Tuesday, April 9, 2019

Rodgers and Hammerstein Go to the Movies

As a kid who adored musicals, whether on stage or screen, I grew up with a special affection for the 1956 movie version of Rodgers and Hammerstein’s Carousel. I loved it all: the rousing choral singing by the whalers and their gals; the romantic duet between Billy Bigelow (Gordon MacRae) and Julie Jordan (Shirley Jones); young Louise’s poignant dance on the shore. That uplifting final reprise of “You’ll Never Walk Alone” never failed to reduce me to tears.

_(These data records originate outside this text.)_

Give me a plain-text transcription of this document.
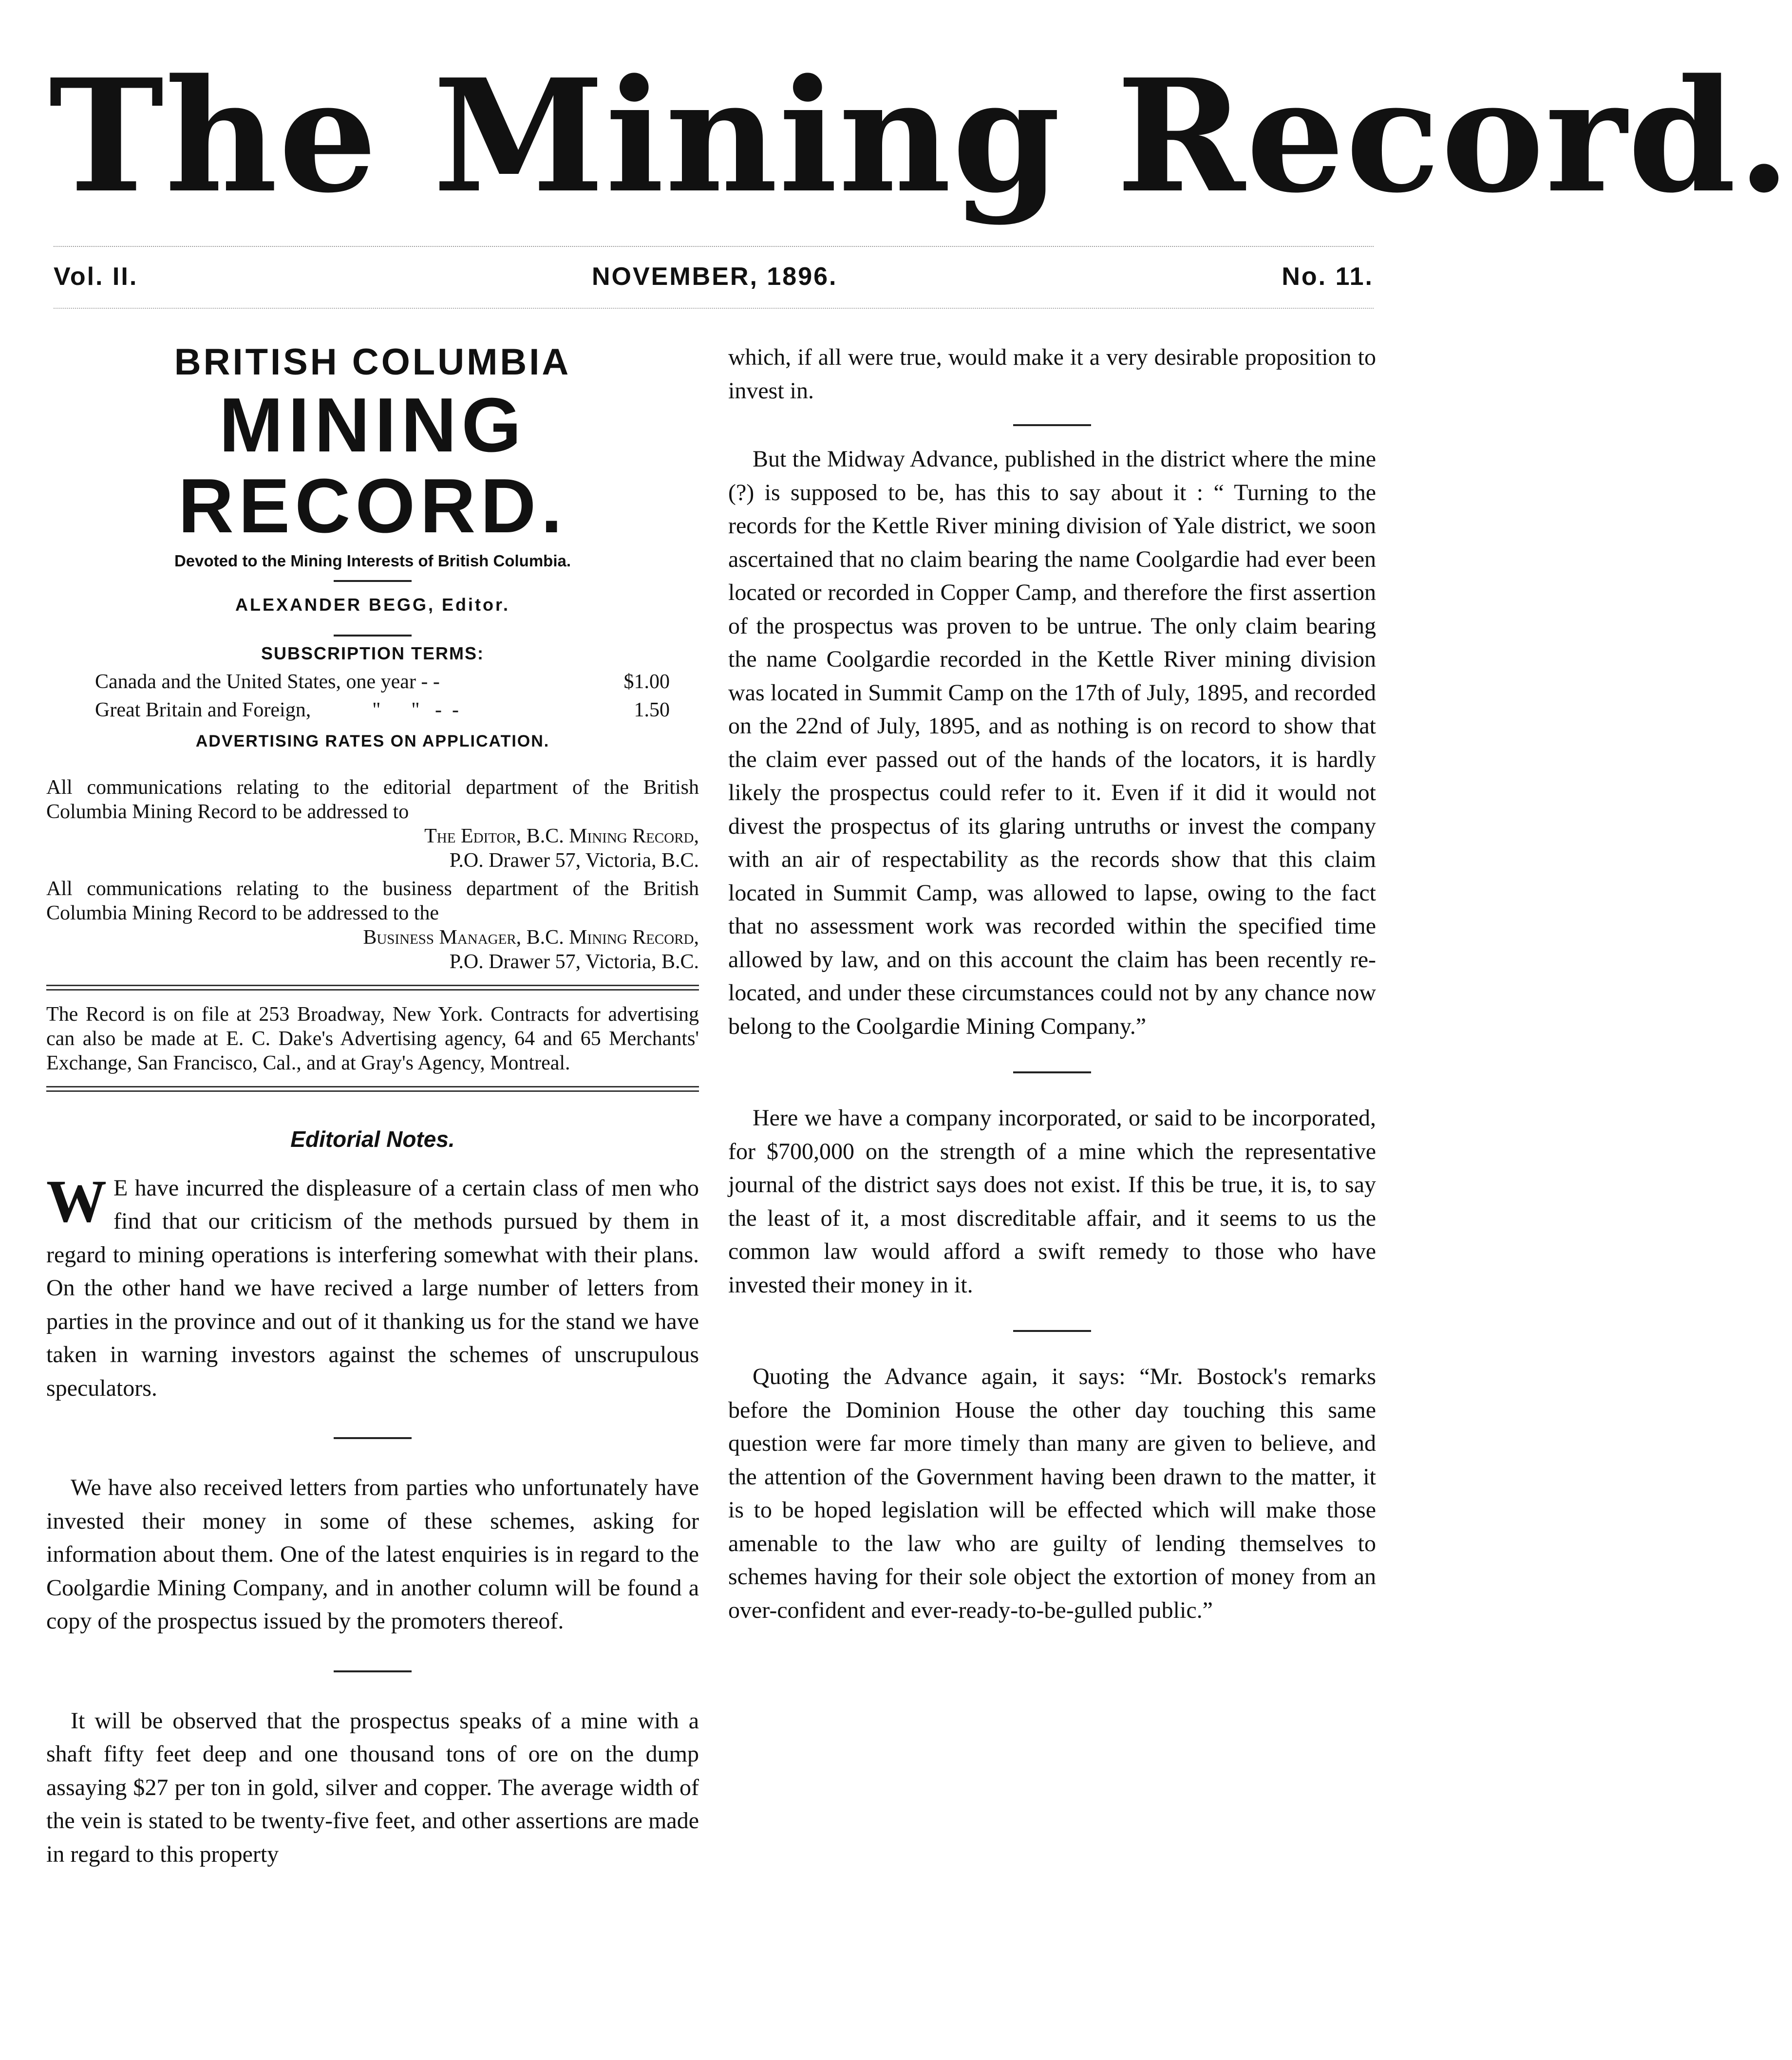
The Mining Record.
Vol. II.	NOVEMBER, 1896.	No. 11.
BRITISH COLUMBIA
MINING RECORD.
Devoted to the Mining Interests of British Columbia.
ALEXANDER BEGG, Editor.
SUBSCRIPTION TERMS:
Canada and the United States, one year - -	$1.00
Great Britain and Foreign,            "      "   -  -	1.50
ADVERTISING RATES ON APPLICATION.

All communications relating to the editorial department of the British Columbia Mining Record to be addressed to

The Editor, B.C. Mining Record,

P.O. Drawer 57, Victoria, B.C.

All communications relating to the business department of the British Columbia Mining Record to be addressed to the

Business Manager, B.C. Mining Record,

P.O. Drawer 57, Victoria, B.C.

The Record is on file at 253 Broadway, New York. Contracts for advertising can also be made at E. C. Dake's Advertising agency, 64 and 65 Merchants' Exchange, San Francisco, Cal., and at Gray's Agency, Montreal.

Editorial Notes.

W E have incurred the displeasure of a certain class of men who find that our criticism of the methods pursued by them in regard to mining operations is interfering somewhat with their plans. On the other hand we have recived a large number of letters from parties in the province and out of it thanking us for the stand we have taken in warning investors against the schemes of unscrupulous speculators.

We have also received letters from parties who unfortunately have invested their money in some of these schemes, asking for information about them. One of the latest enquiries is in regard to the Coolgardie Mining Company, and in another column will be found a copy of the prospectus issued by the promoters thereof.

It will be observed that the prospectus speaks of a mine with a shaft fifty feet deep and one thousand tons of ore on the dump assaying $27 per ton in gold, silver and copper. The average width of the vein is stated to be twenty-five feet, and other assertions are made in regard to this property

which, if all were true, would make it a very desirable proposition to invest in.

But the Midway Advance, published in the district where the mine (?) is supposed to be, has this to say about it : “ Turning to the records for the Kettle River mining division of Yale district, we soon ascertained that no claim bearing the name Coolgardie had ever been located or recorded in Copper Camp, and therefore the first assertion of the prospectus was proven to be untrue. The only claim bearing the name Coolgardie recorded in the Kettle River mining division was located in Summit Camp on the 17th of July, 1895, and recorded on the 22nd of July, 1895, and as nothing is on record to show that the claim ever passed out of the hands of the locators, it is hardly likely the prospectus could refer to it. Even if it did it would not divest the prospectus of its glaring untruths or invest the company with an air of respectability as the records show that this claim located in Summit Camp, was allowed to lapse, owing to the fact that no assessment work was recorded within the specified time allowed by law, and on this account the claim has been recently re-located, and under these circumstances could not by any chance now belong to the Coolgardie Mining Company.”

Here we have a company incorporated, or said to be incorporated, for $700,000 on the strength of a mine which the representative journal of the district says does not exist. If this be true, it is, to say the least of it, a most discreditable affair, and it seems to us the common law would afford a swift remedy to those who have invested their money in it.

Quoting the Advance again, it says: “Mr. Bostock's remarks before the Dominion House the other day touching this same question were far more timely than many are given to believe, and the attention of the Government having been drawn to the matter, it is to be hoped legislation will be effected which will make those amenable to the law who are guilty of lending themselves to schemes having for their sole object the extortion of money from an over-confident and ever-ready-to-be-gulled public.”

Given my love for Carousel, I was surprised to find the film version dissed in Todd Purdum’s authoritative Something Wonderful: Rodgers and Hammerstein’s Broadway Revolution. According to Purdum, critics were universally scornful, and Carousel became the only one of Rodgers and Hammerstein’s major films not to be nominated for a single Oscar. The story of Carousel -- the tale of a ne’er-do-well carnival barker lured into a criminal act for the sake of his unborn child --  is at base a dark one, and it didn’t help that the Hollywood bosses insisted on blunting its edgy appeal in the name of propriety. Even the mildest oaths (like “what the hell”) had to be removed from the script, and the powerful moment of Billy killing himself to avoid arrest was changed in the film version into a deadly accident. Moreover, audiences were apparently not taken with the romantic duo of MacRae and Jones, because the two had already been paired the year before in the hit Todd-AO adaptation of Oklahoma! that had been nominated for four Oscars and won two.

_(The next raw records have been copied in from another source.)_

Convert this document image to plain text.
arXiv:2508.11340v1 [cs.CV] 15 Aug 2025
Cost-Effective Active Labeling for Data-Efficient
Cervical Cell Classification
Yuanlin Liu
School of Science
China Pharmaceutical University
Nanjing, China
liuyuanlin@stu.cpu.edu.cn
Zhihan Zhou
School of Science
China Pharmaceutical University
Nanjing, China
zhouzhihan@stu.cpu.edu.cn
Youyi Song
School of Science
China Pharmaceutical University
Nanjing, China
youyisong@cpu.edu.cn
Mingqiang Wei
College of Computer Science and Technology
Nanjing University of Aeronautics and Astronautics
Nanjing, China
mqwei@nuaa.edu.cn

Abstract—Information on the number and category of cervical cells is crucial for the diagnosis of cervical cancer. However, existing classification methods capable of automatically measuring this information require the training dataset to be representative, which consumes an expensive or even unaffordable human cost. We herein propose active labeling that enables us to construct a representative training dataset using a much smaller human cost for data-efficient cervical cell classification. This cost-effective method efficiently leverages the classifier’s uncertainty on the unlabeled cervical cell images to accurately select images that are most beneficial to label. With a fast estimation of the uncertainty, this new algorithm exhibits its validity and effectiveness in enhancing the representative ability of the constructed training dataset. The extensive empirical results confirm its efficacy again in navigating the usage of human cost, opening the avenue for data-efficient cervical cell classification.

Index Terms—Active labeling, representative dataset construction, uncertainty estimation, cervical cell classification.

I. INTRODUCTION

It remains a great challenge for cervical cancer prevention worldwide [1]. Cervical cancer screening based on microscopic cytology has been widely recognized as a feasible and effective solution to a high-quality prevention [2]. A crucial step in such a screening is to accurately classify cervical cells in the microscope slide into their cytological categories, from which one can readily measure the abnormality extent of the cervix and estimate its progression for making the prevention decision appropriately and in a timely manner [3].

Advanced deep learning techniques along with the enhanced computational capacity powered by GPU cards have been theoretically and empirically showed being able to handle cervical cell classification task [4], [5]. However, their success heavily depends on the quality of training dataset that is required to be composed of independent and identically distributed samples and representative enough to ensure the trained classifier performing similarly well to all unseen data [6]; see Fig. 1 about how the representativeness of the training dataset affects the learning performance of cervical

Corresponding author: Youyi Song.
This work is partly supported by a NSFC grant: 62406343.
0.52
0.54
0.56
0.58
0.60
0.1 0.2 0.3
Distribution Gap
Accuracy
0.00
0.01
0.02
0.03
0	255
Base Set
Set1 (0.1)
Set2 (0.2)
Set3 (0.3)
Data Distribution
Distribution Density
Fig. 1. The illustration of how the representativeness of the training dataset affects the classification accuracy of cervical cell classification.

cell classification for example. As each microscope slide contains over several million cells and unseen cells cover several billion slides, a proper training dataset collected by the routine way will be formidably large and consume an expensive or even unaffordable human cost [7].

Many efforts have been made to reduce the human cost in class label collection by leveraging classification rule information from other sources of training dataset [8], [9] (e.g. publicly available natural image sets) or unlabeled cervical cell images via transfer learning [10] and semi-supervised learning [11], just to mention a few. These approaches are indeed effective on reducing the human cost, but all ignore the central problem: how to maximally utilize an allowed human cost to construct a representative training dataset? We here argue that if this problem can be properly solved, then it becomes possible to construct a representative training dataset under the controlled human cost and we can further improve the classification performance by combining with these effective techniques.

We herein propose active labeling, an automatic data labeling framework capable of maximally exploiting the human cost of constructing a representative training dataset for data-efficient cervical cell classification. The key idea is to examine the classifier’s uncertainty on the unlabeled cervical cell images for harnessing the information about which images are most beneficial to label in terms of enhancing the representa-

What would Carousel have been like with Frank Sinatra in the leading role? Riding high after his dramatic tour-de-force in From Here to Eternity, Sinatra had actually signed to play Billy Bigelow, but then backed out at the very last moment. Purdum gives two possible explanations for his behavior, and I’ve heard Shirley Jones insist on a third. In her telling, Sinatra changed his mind because he lost his nerve, intimidated by the challenges of the Rodgers and Hammerstein score. Sinatra could sing, of course. But it’s surprising to learn how often Hollywood was comfortable about the idea of dubbing a star’s singing voice. For the role of Julie, producer Darryl Zanuck urged the hiring of the very lovely, very British, very non-singing Jean Simmons. And the casting process for Oklahoma! produced such unlikely ideas as Paul Newman as Curley, Richard Burton as Jud Fry, Elsa Lanchester as Aunt Eller, and Rosemary Clooney as Ado Annie. The leading lady, Laurey, could have been played by Piper Laurie, June Allyson, or Doris Day.

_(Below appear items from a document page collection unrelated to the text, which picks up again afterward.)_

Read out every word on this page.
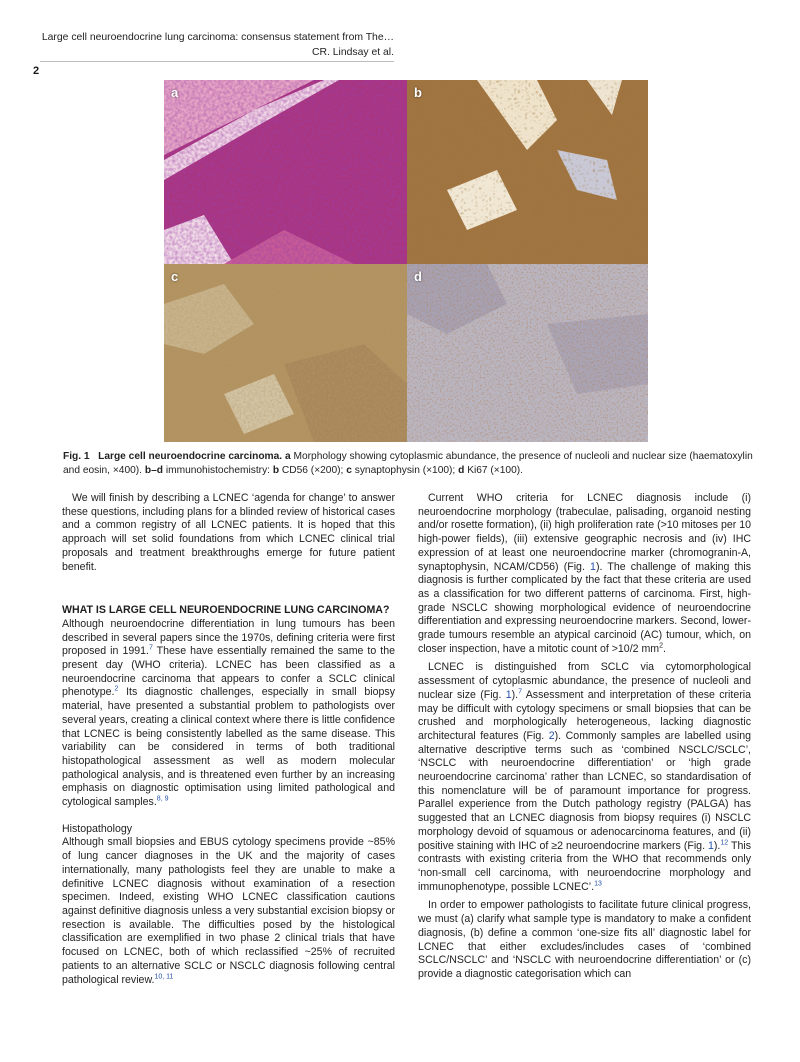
Large cell neuroendocrine lung carcinoma: consensus statement from The…
CR. Lindsay et al.
2
a	b
c	d
Fig. 1 Large cell neuroendocrine carcinoma. a Morphology showing cytoplasmic abundance, the presence of nucleoli and nuclear size (haematoxylin and eosin, ×400). b–d immunohistochemistry: b CD56 (×200); c synaptophysin (×100); d Ki67 (×100).

We will finish by describing a LCNEC ‘agenda for change’ to answer these questions, including plans for a blinded review of historical cases and a common registry of all LCNEC patients. It is hoped that this approach will set solid foundations from which LCNEC clinical trial proposals and treatment breakthroughs emerge for future patient benefit.

WHAT IS LARGE CELL NEUROENDOCRINE LUNG CARCINOMA?

Although neuroendocrine differentiation in lung tumours has been described in several papers since the 1970s, defining criteria were first proposed in 1991.$^7$ These have essentially remained the same to the present day (WHO criteria). LCNEC has been classified as a neuroendocrine carcinoma that appears to confer a SCLC clinical phenotype.$^2$ Its diagnostic challenges, especially in small biopsy material, have presented a substantial problem to pathologists over several years, creating a clinical context where there is little confidence that LCNEC is being consistently labelled as the same disease. This variability can be considered in terms of both traditional histopathological assessment as well as modern molecular pathological analysis, and is threatened even further by an increasing emphasis on diagnostic optimisation using limited pathological and cytological samples.$^{8, 9}$

Histopathology

Although small biopsies and EBUS cytology specimens provide ~85% of lung cancer diagnoses in the UK and the majority of cases internationally, many pathologists feel they are unable to make a definitive LCNEC diagnosis without examination of a resection specimen. Indeed, existing WHO LCNEC classification cautions against definitive diagnosis unless a very substantial excision biopsy or resection is available. The difficulties posed by the histological classification are exemplified in two phase 2 clinical trials that have focused on LCNEC, both of which reclassified ~25% of recruited patients to an alternative SCLC or NSCLC diagnosis following central pathological review.$^{10, 11}$

Current WHO criteria for LCNEC diagnosis include (i) neuroendocrine morphology (trabeculae, palisading, organoid nesting and/or rosette formation), (ii) high proliferation rate (>10 mitoses per 10 high-power fields), (iii) extensive geographic necrosis and (iv) IHC expression of at least one neuroendocrine marker (chromogranin-A, synaptophysin, NCAM/CD56) (Fig. 1). The challenge of making this diagnosis is further complicated by the fact that these criteria are used as a classification for two different patterns of carcinoma. First, high-grade NSCLC showing morphological evidence of neuroendocrine differentiation and expressing neuroendocrine markers. Second, lower-grade tumours resemble an atypical carcinoid (AC) tumour, which, on closer inspection, have a mitotic count of >10/2 $mm^2$.

LCNEC is distinguished from SCLC via cytomorphological assessment of cytoplasmic abundance, the presence of nucleoli and nuclear size (Fig. 1).$^7$ Assessment and interpretation of these criteria may be difficult with cytology specimens or small biopsies that can be crushed and morphologically heterogeneous, lacking diagnostic architectural features (Fig. 2). Commonly samples are labelled using alternative descriptive terms such as ‘combined NSCLC/SCLC’, ‘NSCLC with neuroendocrine differentiation’ or ‘high grade neuroendocrine carcinoma’ rather than LCNEC, so standardisation of this nomenclature will be of paramount importance for progress. Parallel experience from the Dutch pathology registry (PALGA) has suggested that an LCNEC diagnosis from biopsy requires (i) NSCLC morphology devoid of squamous or adenocarcinoma features, and (ii) positive staining with IHC of ≥2 neuroendocrine markers (Fig. 1).$^{12}$ This contrasts with existing criteria from the WHO that recommends only ‘non-small cell carcinoma, with neuroendocrine morphology and immunophenotype, possible LCNEC’.$^{13}$

In order to empower pathologists to facilitate future clinical progress, we must (a) clarify what sample type is mandatory to make a confident diagnosis, (b) define a common ‘one-size fits all’ diagnostic label for LCNEC that either excludes/includes cases of ‘combined SCLC/NSCLC’ and ‘NSCLC with neuroendocrine differentiation’ or (c) provide a diagnostic categorisation which can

The King and I (also 1956) starred a non-singer, Deborah Kerr, who was nevertheless ideally suited to her role in terms of both her nationality and her image. (Marni Nixon, uncredited, provided the perfect singing voice.) But this film – for my money the best Rodgers and Hammerstein translation from stage to screen – also boasted the talents of Yul Brynner, who had burst onto the Broadway stage in the unforgettable role of the King of Siam. The beloved South Pacific should have been equally successful on film: for one thing, it was directed by Joshua Logan, who had made both Oklahoma! and Carousel into Broadway triumphs. Alas, stage directors sometimes get carried away with the possibilities of the film medium. Logan had the bright idea of using color filters in front of the camera to tint the negative in evocative colors. So when nurse Nellie Forbush  (Mitzi Gaynor) sang about being a cockeyed optimist, the sky really WAS a bright canary yellow. And Bali H’ai looked positively psychedelic. What the hell?  


  1. According to Henry Ephron, who co-wrote and produced CAROUSEL, Shirley Jones is correct. Sinatra backed out because he lost his nerve.

  2. Thanks for this, Michael. I hope all is well with you!